Фотограф говорит ему:
— Для того, чтобы ты на афише лучше вышел, чтобы расширить аудиторию, тебе придётся как-нибудь закрыть глаза, так как многие слушатели находят это отталкивающим.
Почти на каждый концерт Адиль теперь надевает очки и они практически приросли к лицу.
СкриптонитФотографам нравится его лицо, оно интересное по их мнению.
— Повернись левее и немного прищурь глаза.
— Куда уже?
— Щурь, я сказал!
Перед фотосессией ему тщательно причесали волосы, уложили их какой-то хернёй (кажется, это называется «мусс»), брови чем-то накрасили. Он до последнего отказывался их выщипывать, до последнего отказывался брить лодыжки, хотел сбрить полоску над верхней губой, которая его бесила.
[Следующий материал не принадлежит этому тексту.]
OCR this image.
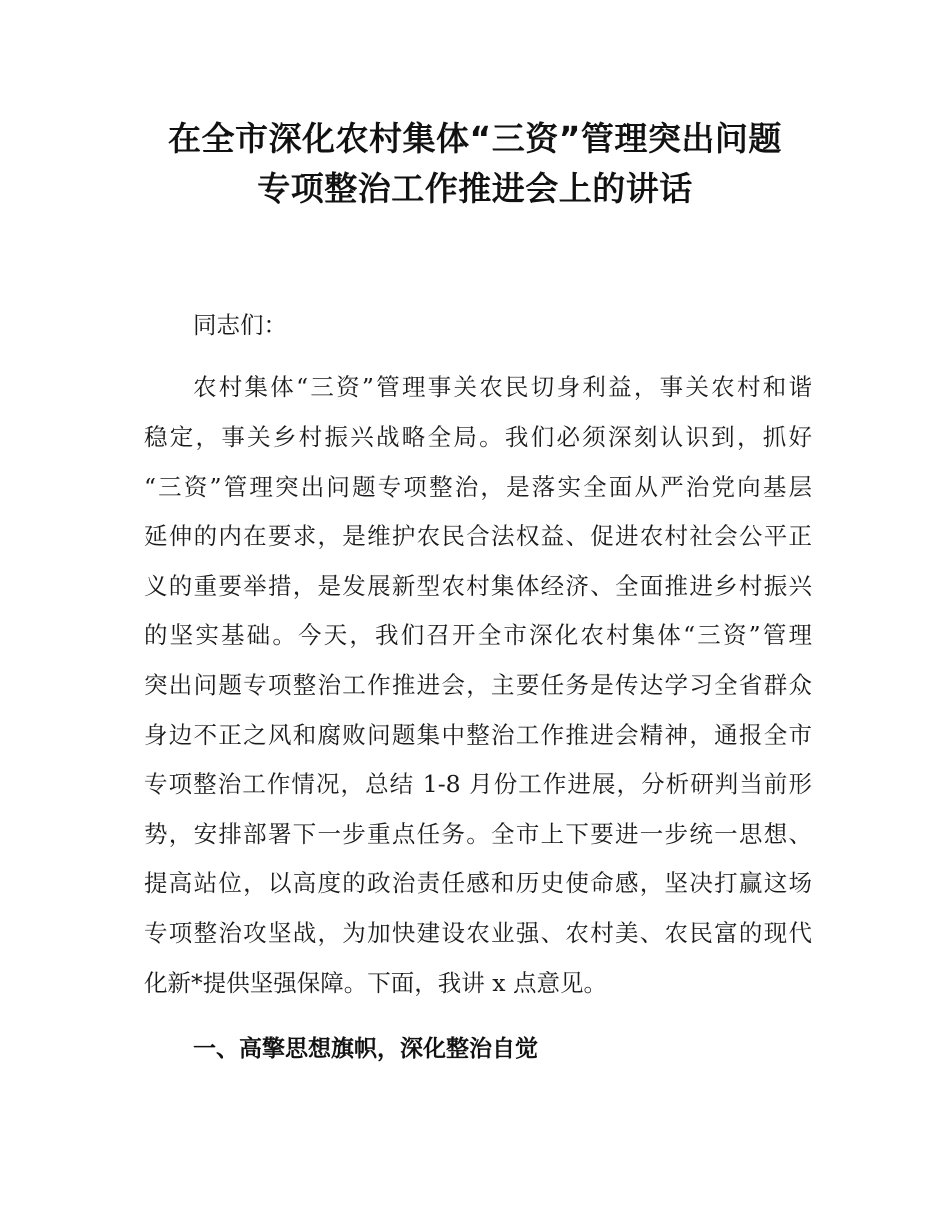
在全市深化农村集体“三资”管理突出问题
专项整治工作推进会上的讲话
同志们：
农村集体“三资”管理事关农民切身利益，事关农村和谐
稳定，事关乡村振兴战略全局。我们必须深刻认识到，抓好
“三资”管理突出问题专项整治，是落实全面从严治党向基层
延伸的内在要求，是维护农民合法权益、促进农村社会公平正
义的重要举措，是发展新型农村集体经济、全面推进乡村振兴
的坚实基础。今天，我们召开全市深化农村集体“三资”管理
突出问题专项整治工作推进会，主要任务是传达学习全省群众
身边不正之风和腐败问题集中整治工作推进会精神，通报全市
专项整治工作情况，总结 1-8 月份工作进展，分析研判当前形
势，安排部署下一步重点任务。全市上下要进一步统一思想、
提高站位，以高度的政治责任感和历史使命感，坚决打赢这场
专项整治攻坚战，为加快建设农业强、农村美、农民富的现代
化新*提供坚强保障。下面，我讲 x 点意见。
一、高擎思想旗帜，深化整治自觉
Но протеже Басты должен выглядеть солидно, стильно, а не как Витя АК. Вите осталось уже совсем немного, Василий берёт курс в другую сторону, думает над сюжетом для сиквела Газгольдера, в котором главную роль исполнит, конечно же, Скриптонит. Ну а кто ещё? Больше у Василия козырей не осталось, он вообще безумно рад тому, что первый нашёл этот казахский самородок и если бы не законы РФ, то ездил бы по стране и пиздил всякого кто пошутит про его сокровище, которое он пытается вывести в люди.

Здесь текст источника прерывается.